(M) Emma Stone, Viola Davis, Bryce Dallas Howard

Can individuals make a difference? Can society be changed? Can laws be repealed and attitudes challenged — and overturned?

Creating affirmative action to change our world has seemed a virtual impossibility to many of us. So it’s valuable when a film inspires us to try irrespective of obstacles or threats.

Involving, moving and ultimately rousing, The Help is a potent, exceptional drama which should have hardened cynics admitting that one movie can actually compel viewers to speak out against injustice, bigotry or religious hypocrisy.

Based on author Kathryn Stockett’s successful novel of the same name, The Help is a superb demonstration of how people, in small yet significant ways, can take on the prevailing system of their times.

In the racially segregated 1960s American Deep South, Aibileen Clark (Oscar-nominated Viola Davis) is an African-American maid whose life has been dedicated to looking after the homes and children of affluent white people.
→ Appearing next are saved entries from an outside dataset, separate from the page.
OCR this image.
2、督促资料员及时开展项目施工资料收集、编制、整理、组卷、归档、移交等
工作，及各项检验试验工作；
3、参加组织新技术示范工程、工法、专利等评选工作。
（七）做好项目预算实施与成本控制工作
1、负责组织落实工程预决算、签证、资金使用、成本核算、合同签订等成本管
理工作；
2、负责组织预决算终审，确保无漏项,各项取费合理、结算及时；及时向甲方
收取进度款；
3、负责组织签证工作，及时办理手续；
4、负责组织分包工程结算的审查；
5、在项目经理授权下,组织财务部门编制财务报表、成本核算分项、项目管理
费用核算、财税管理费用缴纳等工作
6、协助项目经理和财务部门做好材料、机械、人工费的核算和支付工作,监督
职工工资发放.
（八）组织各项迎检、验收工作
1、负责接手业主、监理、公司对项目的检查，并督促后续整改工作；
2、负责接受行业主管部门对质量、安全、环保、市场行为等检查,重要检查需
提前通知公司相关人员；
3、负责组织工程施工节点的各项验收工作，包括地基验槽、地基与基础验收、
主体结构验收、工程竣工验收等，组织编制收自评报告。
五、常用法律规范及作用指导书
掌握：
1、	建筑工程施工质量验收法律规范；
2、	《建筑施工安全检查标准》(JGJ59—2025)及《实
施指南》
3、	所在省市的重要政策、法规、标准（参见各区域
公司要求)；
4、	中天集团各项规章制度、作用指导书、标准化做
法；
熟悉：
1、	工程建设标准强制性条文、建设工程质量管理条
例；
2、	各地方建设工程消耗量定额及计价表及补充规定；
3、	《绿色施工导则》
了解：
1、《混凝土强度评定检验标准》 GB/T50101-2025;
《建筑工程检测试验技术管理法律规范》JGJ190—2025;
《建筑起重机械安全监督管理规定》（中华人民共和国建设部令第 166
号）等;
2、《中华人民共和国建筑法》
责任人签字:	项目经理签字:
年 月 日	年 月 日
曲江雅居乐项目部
Trying to break into a career in journalism, young, white, “Skeeter” Phelan (rising star Emma Stone) approaches the resilient yet aggrieved Aibileen for assistance with writing a newspaper column about domestic advice.

Amid a close-knit community surging with gossip and segmentation, Skeeter decides to document the anecdotes and insights of Aibileen and her fellow African-American maids, to produce a book from the perspective of “the help”. Such an activity is considered illegal and akin to social treason, setting up this bittersweet study (which is often surprisingly funny) to demonstrate how people can accidentally find themselves lobbying for enormous change — no matter what the cost.

While viewers might struggle to get their heads around just how vast the gulf was between white and black members of this politely demarcated society, the evolution of Skeeter and Aibileen’s collaboration is surrounded by characters and situations which vividly represent the tinderbox times.

Bryce Dallas Howard’s shocking role as prejudiced socialite Hilly is a horrifying portrait of justified racism. This proudly “Christian” leader somehow founds her intolerance upon the same God as Aibileen worships in humility and servitude.

The damning yet poignant contrast between Aibileen’s reliance upon God’s sovereignty and His promise to deliver ultimate justice to our sinful world, and Hilly’s arrogant misappropriation of Biblical teaching, is just one salient salvo in a heartfelt film guaranteed to dethrone your apathy about social ills.